Bourdain made these declarations in his trademark roguish style, and that’s in part why you listened to him: He didn’t seem to suffer fools or clichés. His charisma sprung from a gruff confidence that—along with the resources of major American television networks and the freedoms of an American passport—allowed him to saunter about the globe and tell you what was what.
But Bourdain’s brashness came with an immense humility that really made up the warp and weft of his TV shows. There’s a long tradition of Western travelers passing sweeping, self-aggrandizing judgments on the rest of the world, and he wanted no part of it.
After learning of his death, I recalled a scene from the Democratic Republic of Congo episode of Parts Unknown, in which Bourdain takes a perilous boat trip down the Congo River. I say perilous not because it was unsafe, but because it threatened to teeter into a dangerously overwrought evocation of Joseph Conrad’s Heart of Darkness: the inscrutable jungle-clad shoreline, the muddy expanse of the river, a white man alone on the prow of the boat as it puttered into the depths of the dark continent. Thankfully, the “horror” he discovers on that voyage lies not in the jungles or in the fallen hearts of men, but in the kitchen.
He wrestles with disaster in trying to make coq au vin for his crew on the boat. The chickens prove tough and scrawny and rather gruesome to kill. Then the single knife onboard is so dull that dismembering and cleaning the carcasses takes up the remaining daylight hours. The boat’s generator fails, plunging the increasingly frantic prep into darkness. “I can’t cut what I can’t see,” Bourdain exclaims. When light does return, it attracts hordes of insects, and the New York chef must finish making dinner with moths swarming around the beam of his headlamp. Finally, a sweating and haggard Bourdain trudges to the table with his cauldron of stew. In a show built on rhapsodies of food, the appreciation for his nightmarish toil is notably muted.
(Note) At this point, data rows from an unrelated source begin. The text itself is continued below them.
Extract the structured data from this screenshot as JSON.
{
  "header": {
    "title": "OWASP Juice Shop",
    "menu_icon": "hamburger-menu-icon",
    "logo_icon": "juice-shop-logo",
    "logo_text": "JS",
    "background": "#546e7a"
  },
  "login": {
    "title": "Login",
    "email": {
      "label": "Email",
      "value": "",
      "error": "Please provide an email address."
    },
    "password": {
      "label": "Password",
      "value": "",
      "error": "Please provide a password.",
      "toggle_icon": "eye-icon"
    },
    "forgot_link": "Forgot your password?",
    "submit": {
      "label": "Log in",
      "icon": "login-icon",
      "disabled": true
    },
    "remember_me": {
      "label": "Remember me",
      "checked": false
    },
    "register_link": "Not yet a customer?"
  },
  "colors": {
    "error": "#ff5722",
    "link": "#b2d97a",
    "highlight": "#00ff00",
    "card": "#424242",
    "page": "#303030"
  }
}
A colleague shrugs and offers Bourdain the barest compliment: “Tastes like chicken, man.”
I find this scene clever for a number of reasons, first as a sly analogy for the farce of grand European designs in foreign lands (how else would you describe coq au vin in a skiff on the Congo River?) and second for its admirable humor and self-deprecation. On the other side of the ordeal, Bourdain makes a breakfast of egg and spam sandwiches and muses about how he might become a modern-day Mr. Kurtz. “They’ll find us 10 years later,” he says, “naked in the bush with a necklace of spam cans.”
There is a powerful awareness in both Parts Unknown and its prior incarnation on the Travel Channel, No Reservations, that the old metaphors and ways of seeing won’t do. The great gift Bourdain gave to his American audience was to remind them that no place exists outside of time. No simple image of eternal squalor or romance, chaos or tranquility is sufficient to describe any place.